Kerstetter actually takes a broader look at the 19th-century Mormons than just the Mountain Meadows Massacre (the September 11, 1857, tragedy in which an emigrant wagon train party was virtually wiped out by local Mormon militiamen). He also includes in the equation the Utah Expedition of that same year, in which U.S. soldiers occupied Utah Territory to enforce martial law, and the federal government tried to end polygamy and limit the power of the Church of Jesus Christ of Latter-day Saints. “Even ardent supporters of mainstream America who held reservations about using force to preserve Protestant and republican values saw its merits in the case of Utah,” Kerstetter writes. Speaking of reservations, the Wounded Knee tragedy of December 1890 unfolded on the Sioux reservations of Standing Rock and Pine Ridge. As was the case in the Utah Expedition, U.S. soldiers were responding to a perceived “religious” threat. At Waco, the U.S. government responded to yet another religious threat with heavily armed agents rather than soldiers. As it turned out, American forces killed hardly any Mormons. But the other two events were much bloodier, even though, as the author notes, “no evidence suggests the government intended to kill Ghost Dancers or Branch Davidians.”

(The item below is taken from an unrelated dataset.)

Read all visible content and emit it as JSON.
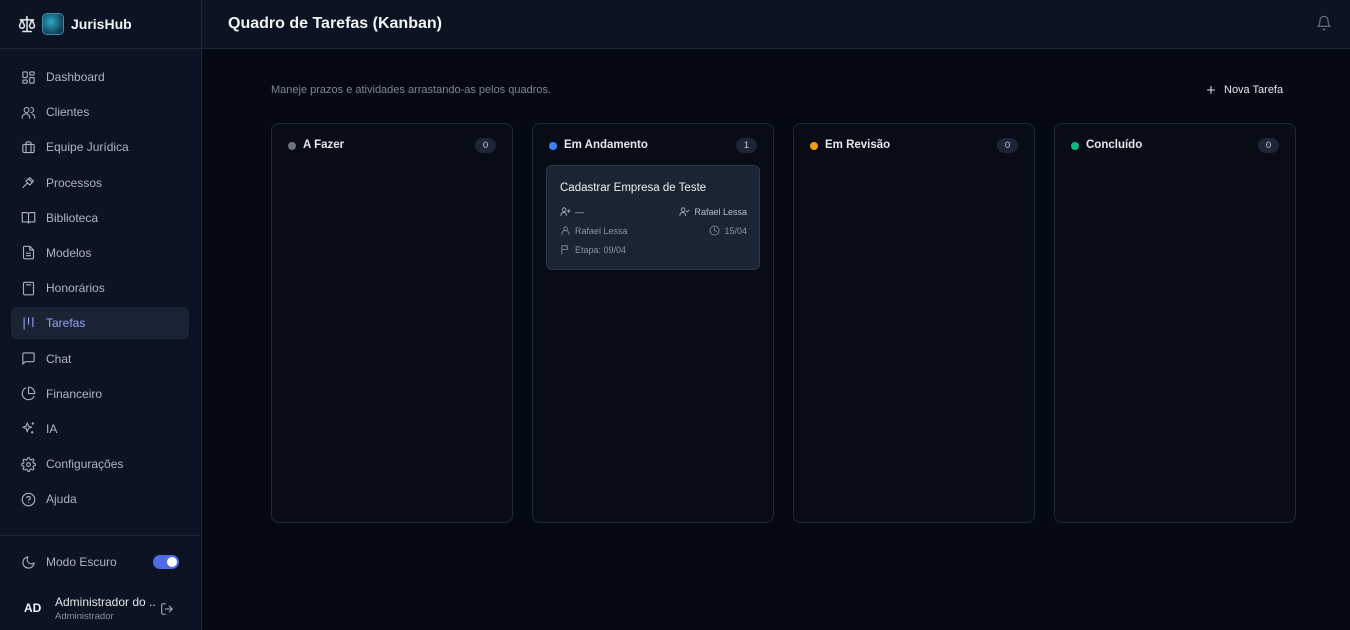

One can argue the merits of the author’s decision to compare these three examples of government reaction to non-mainstream religions, but he follows through quite well, and the comparisons rarely seem forced. Kerstetter notes that Mormon leader Brigham Young was labeled a charlatan and liar by many newspapers and government officials at the time, as were Ghost Dance prophet Wovoka and the Ghost Dance leaders. Would they have been seen in a different light had they, like Branch Davidian leader David Koresh, come on the Western scene in the late 20th century instead of the 19th century? The author seems to be saying no. Was the government response to Koresh more civilized than the 7th Cavalry’s response to the Ghost Dancers? The author again seems to be saying no. So what can we make of all this? Perhaps that the West is no longer wild, except when threatened by some “wild” religion.